El consumo medio de gas de una persona que vive sola en España depende principalmente de si en su vivienda el gas se utiliza solo para agua caliente sanitaria (ACS) y cocina, o también para la calefacción.

Estos son los dos escenarios más habituales:

Debes tener en cuenta que el contador de gas de tu casa mide en metros cúbicos (m³), pero en la factura pagas por la energía producida, medida en kWh. La equivalencia habitual es: 1 m³ de gas natural ≈ 11,70 kWh.

¿De qué depende este consumo?

Aunque los datos anteriores son una referencia sólida, tu consumo real puede variar de forma significativa por varios factores:

  • Zona climática: no es lo mismo vivir en una región con clima suave que en zonas donde los inviernos son más largos e intensos, lo que puede disparar el consumo por encima de los 8.000 kWh anuales.
  • El tipo de vivienda: según el informe SPAHOUSEC del IDAE, una casa independiente presenta un consumo energético promedio doble (un 100 % más) que el de un piso.
  • Aislamiento de la vivienda: un piso con ventanas de doble acristalamiento y buen aislamiento puede reducir el gasto en calefacción hasta un 30 % respecto a uno sin reforma.
  • Tipo de caldera: una caldera de condensación es significativamente más eficiente que una convencional. Si tu caldera tiene más de 15 años, probablemente estés gastando más de lo necesario.
  • Hábitos de uso: la temperatura del termostato, la duración de la ducha o las horas que pasas en casa marcan una diferencia real en la factura.

Ejemplo real del gasto

Para que te hagas una idea concreta, imagina que vives solo en un piso de unos 50 m² en una ciudad con inviernos fríos (zona continental) y tienes caldera de gas para ACS y calefacción. Tu consumo anual se situaría en torno a los 6.500-7.500 kWh/año. Así se distribuiría a lo largo del año:

  • Enero (pleno invierno): ~800-900 kWh consumidos
  • Abril (media estación): ~300-400 kWh consumidos
  • Julio (verano, solo ACS): ~200-250 kWh consumidos

Más adelante te explicamos qué supone esto en euros en tu factura.

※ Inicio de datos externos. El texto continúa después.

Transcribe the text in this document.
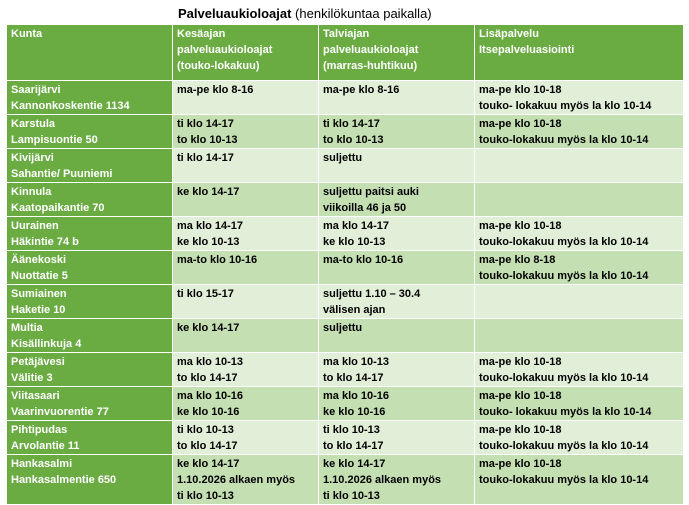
Palveluaukioloajat (henkilökuntaa paikalla)
Kunta	Kesäajan
palveluaukioloajat
(touko-lokakuu)	Talviajan
palveluaukioloajat
(marras-huhtikuu)	Lisäpalvelu
Itsepalveluasiointi

Saarijärvi
Kannonkoskentie 1134	ma-pe klo 8-16	ma-pe klo 8-16	ma-pe klo 10-18
touko- lokakuu myös la klo 10-14

Karstula
Lampisuontie 50	ti klo 14-17
to klo 10-13	ti klo 14-17
to klo 10-13	ma-pe klo 10-18
touko-lokakuu myös la klo 10-14

Kivijärvi
Sahantie/ Puuniemi	ti klo 14-17	suljettu	

Kinnula
Kaatopaikantie 70	ke klo 14-17	suljettu paitsi auki
viikoilla 46 ja 50	

Uurainen
Häkintie 74 b	ma klo 14-17
ke klo 10-13	ma klo 14-17
ke klo 10-13	ma-pe klo 10-18
touko-lokakuu myös la klo 10-14

Äänekoski
Nuottatie 5	ma-to klo 10-16	ma-to klo 10-16	ma-pe klo 8-18
touko-lokakuu myös la klo 10-14

Sumiainen
Haketie 10	ti klo 15-17	suljettu 1.10 – 30.4
välisen ajan	

Multia
Kisällinkuja 4	ke klo 14-17	suljettu	

Petäjävesi
Välitie 3	ma klo 10-13
to klo 14-17	ma klo 10-13
to klo 14-17	ma-pe klo 10-18
touko-lokakuu myös la klo 10-14

Viitasaari
Vaarinvuorentie 77	ma klo 10-16
ke klo 10-16	ma klo 10-16
ke klo 10-16	ma-pe klo 10-18
touko- lokakuu myös la klo 10-14

Pihtipudas
Arvolantie 11	ti klo 10-13
to klo 14-17	ti klo 10-13
to klo 14-17	ma-pe klo 10-18
touko-lokakuu myös la klo 10-14

Hankasalmi
Hankasalmentie 650	ke klo 14-17
1.10.2026 alkaen myös
ti klo 10-13	ke klo 14-17
1.10.2026 alkaen myös
ti klo 10-13	ma-pe klo 10-18
touko-lokakuu myös la klo 10-14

¿Cuánto paga de gas al mes una persona que vive sola?

Tomando como referencia un precio medio de 0,15 €/kWh (incluyendo todos los costes e impuestos), estos son los importes orientativos que puede esperar pagar una persona que vive sola en función de su situación:

  • Sin calefacción de gas (solo agua caliente y cocina): con un consumo medio de entre 150 y 250 kWh al mes, la factura mensual se sitúa en una horquilla de 22,5 a 37,5 €/mes durante todo el año.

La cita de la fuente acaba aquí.